Toward the end of the week, who should we find sleeping in my bed after returning from a fishing trip, but Bando! Spring vacation, he said. That night we played our reed whistles for Matt, by an outdoor fire. It was that warm. Matt and Bando also decided to make a guest house out of one of the other trees. I said ‘Yes, let’s’ because I felt that way, although I knew what it meant.
A guest house meant I was no longer a runaway. I was no longer hiding in the wilderness. I was living in the woods like anyone else lives in a house. People drop by, neighbors come for dinner, there are three meals to get, the shopping to do, the cleaning to accomplish. I felt exactly as I felt when I was home. The only difference was that I was a little harder to visit out here, but not too hard. There sat Matt and Bando.
We all burned and dug out another hemlock. I worked with them, wondering what was happening to me. Why didn’t I cry ‘No’? What made me happily build a city in the forest—because that is what we were doing.
When the tree was done, Bando had discovered that the sap was running in willow trees and the limbs were just right for slide whistles.

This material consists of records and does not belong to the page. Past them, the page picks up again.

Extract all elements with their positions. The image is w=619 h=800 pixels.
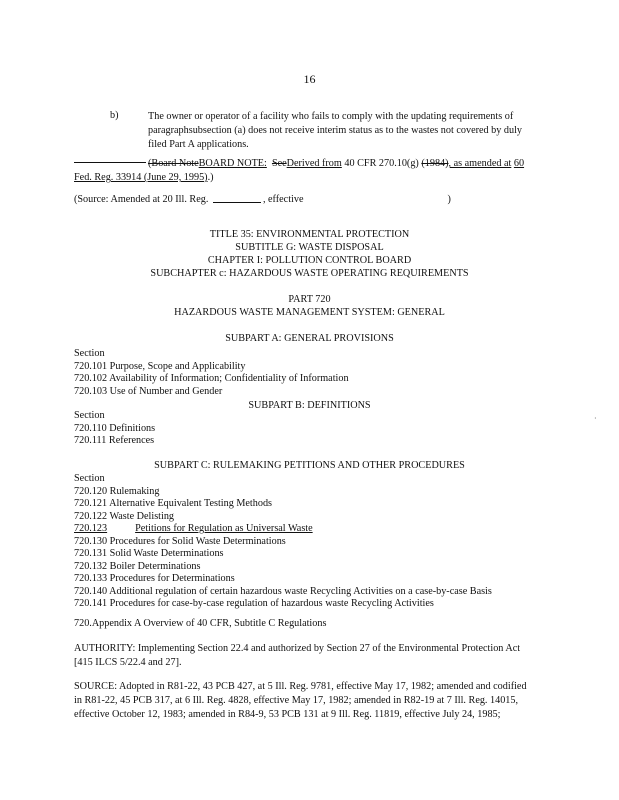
list-item: 720.141 Procedures for case-by-case regulation of hazardous waste Recycling Activities [74, 598, 434, 609]
source-line-prefix: (Source: Amended at 20 Ill. Reg. [74, 194, 209, 205]
board-note-amended-rest: 60 [513, 158, 525, 169]
board-note-derived: Derived from [286, 158, 342, 169]
subtitle-heading: SUBTITLE G: WASTE DISPOSAL [235, 242, 384, 253]
part-heading: PART 720 [288, 294, 331, 305]
source-line-middle: , effective [262, 194, 304, 205]
subpart-c-heading: SUBPART C: RULEMAKING PETITIONS AND OTHER PROCEDURES [154, 460, 465, 471]
list-item: 720.120 Rulemaking [74, 485, 160, 497]
source-history-paragraph: SOURCE: Adopted in R81-22, 43 PCB 427, at 5 Ill. Reg. 9781, effective May 17, 1982; amended and codified in R81-22, 45 PCB 317, at 6 Ill. Reg. 4828, effective May 17, 1982; amended in R82-19 at 7 Ill. Reg. 14015, effective October 12, 1983; amended in R84-9, 53 PCB 131 at 9 Ill. Reg. 11819, effective July 24, 1985; [74, 681, 527, 720]
section-label: Section [74, 348, 105, 359]
board-note-amended-prefix: , as amended at [448, 158, 512, 169]
board-note-label: BOARD NOTE: [198, 158, 267, 169]
list-item: 720.133 Procedures for Determinations [74, 573, 235, 584]
list-item: 720.140 Additional regulation of certain hazardous waste Recycling Activities on a case-by-case Basis [74, 585, 492, 597]
board-note-struck-year: (1984) [421, 158, 449, 169]
subpart-c-list [74, 473, 492, 611]
list-item: 720.121 Alternative Equivalent Testing Methods [74, 498, 273, 509]
subpart-b-heading: SUBPART B: DEFINITIONS [248, 400, 371, 411]
list-item: 720.131 Solid Waste Determinations [74, 548, 224, 559]
list-item: 720.101 Purpose, Scope and Applicability [74, 360, 246, 372]
list-item: 720.122 Waste Delisting [74, 510, 175, 522]
chapter-heading: CHAPTER I: POLLUTION CONTROL BOARD [207, 255, 412, 266]
section-label: Section [74, 410, 105, 421]
authority-paragraph: AUTHORITY: Implementing Section 22.4 and authorized by Section 27 of the Environmental Protection Act [415 ILCS 5/22.4 and 27]. [74, 643, 521, 668]
source-line-closing: ) [447, 194, 451, 205]
list-item: 720.130 Procedures for Solid Waste Determinations [74, 535, 286, 547]
board-note-fed-reg: Fed. Reg. 33914 (June 29, 1995) [74, 172, 208, 183]
board-note-struck-label: (Board Note [148, 158, 199, 169]
list-item: 720.103 Use of Number and Gender [74, 385, 223, 397]
board-note [74, 157, 524, 185]
page-number: 16 [303, 72, 316, 86]
source-line-blank [213, 202, 261, 203]
paragraph-b-text: The owner or operator of a facility who fails to comply with the updating requirements of paragraphsubsection (a) does not receive interim status as to the wastes not covered by duly filed Part A applications. [148, 111, 522, 150]
list-item-new [74, 523, 492, 536]
subpart-a-heading: SUBPART A: GENERAL PROVISIONS [225, 333, 394, 344]
subpart-a-list [74, 348, 349, 398]
new-item-number: 720.123 [74, 523, 108, 534]
margin-mark: · [594, 414, 597, 423]
list-item: 720.102 Availability of Information; Confidentiality of Information [74, 373, 349, 384]
subchapter-heading: SUBCHAPTER c: HAZARDOUS WASTE OPERATING REQUIREMENTS [150, 268, 469, 279]
source-line [74, 194, 451, 207]
board-note-cfr: 40 CFR 270.10(g) [344, 158, 419, 169]
title-heading: TITLE 35: ENVIRONMENTAL PROTECTION [209, 229, 410, 240]
subpart-b-list [74, 410, 155, 448]
section-label: Section [74, 473, 105, 484]
list-item: 720.111 References [74, 435, 155, 446]
part-name-heading: HAZARDOUS WASTE MANAGEMENT SYSTEM: GENERAL [174, 307, 445, 318]
board-note-indent-rule [74, 162, 146, 163]
list-item: 720.132 Boiler Determinations [74, 560, 201, 572]
new-item-title: Petitions for Regulation as Universal Waste [135, 523, 313, 534]
list-item: 720.110 Definitions [74, 422, 156, 434]
appendix-line: 720.Appendix A Overview of 40 CFR, Subtitle C Regulations [74, 618, 327, 629]
board-note-struck-see: See [271, 158, 287, 169]
board-note-closing: .) [207, 172, 214, 183]
paragraph-b-label: b) [110, 110, 119, 121]
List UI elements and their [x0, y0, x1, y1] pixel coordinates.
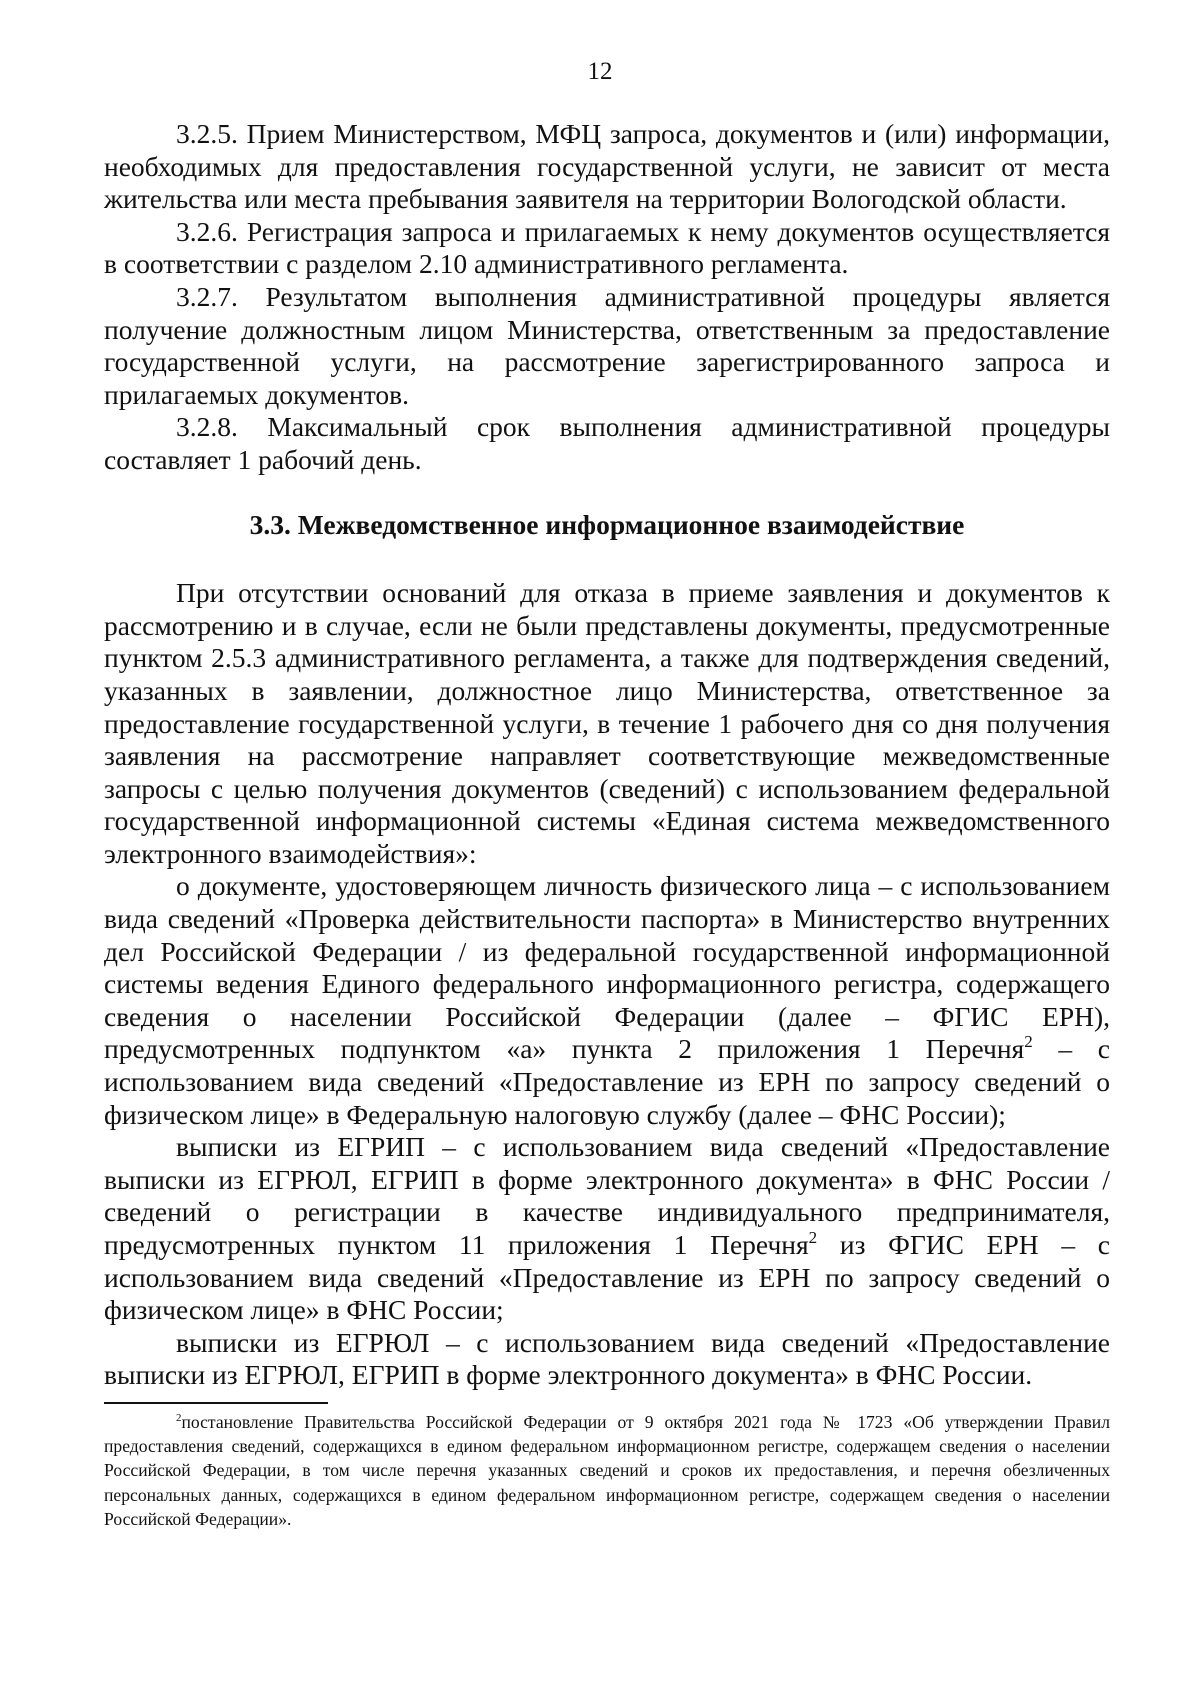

He spent the evening making us trombones. We played them together. That word together. Maybe that was the answer to the city.
Matt said rather uncomfortably just before bedtime, ‘There may be some photographers in these hills.’
‘Matt!’ I hardly protested. ‘What did you write?’
It was Bando who pulled out the article.
He read it, a few follow-ups, and comments from many other papers. Then he leaned back against his leaning tree, as it had come to be, and puffed silently on his pipe.